Keywords: Literature; History; Art; Science.

1. Introdução.

No decurso do presente século, tornou-se um consenso, pelo menos para os historiadores da cultura, a idéia de uma comunicação dialógica entre várias áreas do saber, mutável historicamente. Idéia que, em termos alegóricos, corresponderia a um espírito unificador da produção cultural e intelectual de determinada época histórica[2].

Tal postura epistemológica - motivada em parte por certas experiências históricas[3] - tem possibilitado enxergarmos o mundo e o seu passado como um imenso caleidoscópio, cujo movimento diante dos nossos olhos produz uma profusão de irisadas imagens de configurações diversas, que são mais que uma mera somatória de suas partes constituintes; mas um todo em que as partes interagem entre si modificando-o sempre e por ele sendo modificadas.

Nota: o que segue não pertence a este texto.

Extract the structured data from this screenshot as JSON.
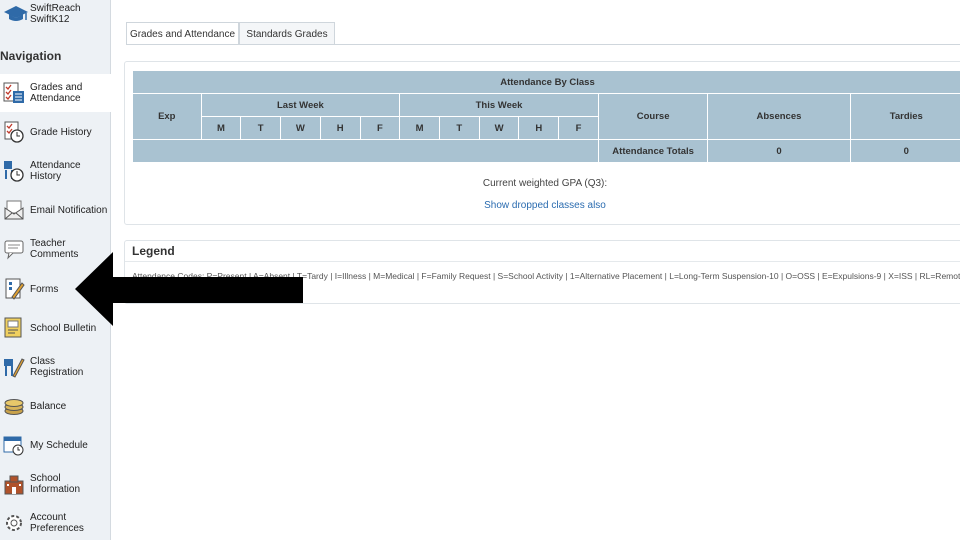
{
  "brand": {
    "line1": "SwiftReach",
    "line2": "SwiftK12"
  },
  "navigation": {
    "heading": "Navigation",
    "items": [
      {
        "label": "Grades and Attendance",
        "icon": "grades-attendance-icon",
        "active": true
      },
      {
        "label": "Grade History",
        "icon": "grade-history-icon"
      },
      {
        "label": "Attendance History",
        "icon": "attendance-history-icon"
      },
      {
        "label": "Email Notification",
        "icon": "email-icon"
      },
      {
        "label": "Teacher Comments",
        "icon": "comments-icon"
      },
      {
        "label": "Forms",
        "icon": "forms-icon"
      },
      {
        "label": "School Bulletin",
        "icon": "bulletin-icon"
      },
      {
        "label": "Class Registration",
        "icon": "registration-icon"
      },
      {
        "label": "Balance",
        "icon": "balance-icon"
      },
      {
        "label": "My Schedule",
        "icon": "schedule-icon"
      },
      {
        "label": "School Information",
        "icon": "school-icon"
      },
      {
        "label": "Account Preferences",
        "icon": "preferences-icon"
      }
    ]
  },
  "tabs": [
    {
      "label": "Grades and Attendance",
      "active": true
    },
    {
      "label": "Standards Grades",
      "active": false
    }
  ],
  "attendance": {
    "title": "Attendance By Class",
    "exp_header": "Exp",
    "last_week_header": "Last Week",
    "this_week_header": "This Week",
    "course_header": "Course",
    "absences_header": "Absences",
    "tardies_header": "Tardies",
    "days": [
      "M",
      "T",
      "W",
      "H",
      "F"
    ],
    "totals_label": "Attendance Totals",
    "totals_absences": "0",
    "totals_tardies": "0"
  },
  "gpa_text": "Current weighted GPA (Q3):",
  "show_dropped": "Show dropped classes also",
  "legend": {
    "title": "Legend",
    "text": "Attendance Codes: P=Present | A=Absent | T=Tardy | I=Illness | M=Medical | F=Family Request | S=School Activity | 1=Alternative Placement | L=Long-Term Suspension-10 | O=OSS | E=Expulsions-9 | X=ISS | RL=Remote"
  },
  "colors": {
    "table_header": "#a9c2d1",
    "link": "#2b6cb0",
    "arrow": "#000000"
  }
}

Para ter uma idéia do que foi dito anteriormente, basta dizer que as realizações culturais da humanidade, que pareciam não estabelecer nenhum contato entre si, agora são vistas como mantenedoras de inter-relações diversas. Fritjof Capra soube como poucos visualizar os pontos de comunicação entre fenômenos culturais aparentemente distintos e excludentes um do outro.

No livro O Tao da Física, por exemplo, realiza um brilhante trabalho no qual procura estabelecer um paralelo entre física moderna (física subatômica, física quântica, física nuclear, teoria da relatividade etc) e o pensamento místico oriental (taoísmo, budismo, zenismo e hinduísmo).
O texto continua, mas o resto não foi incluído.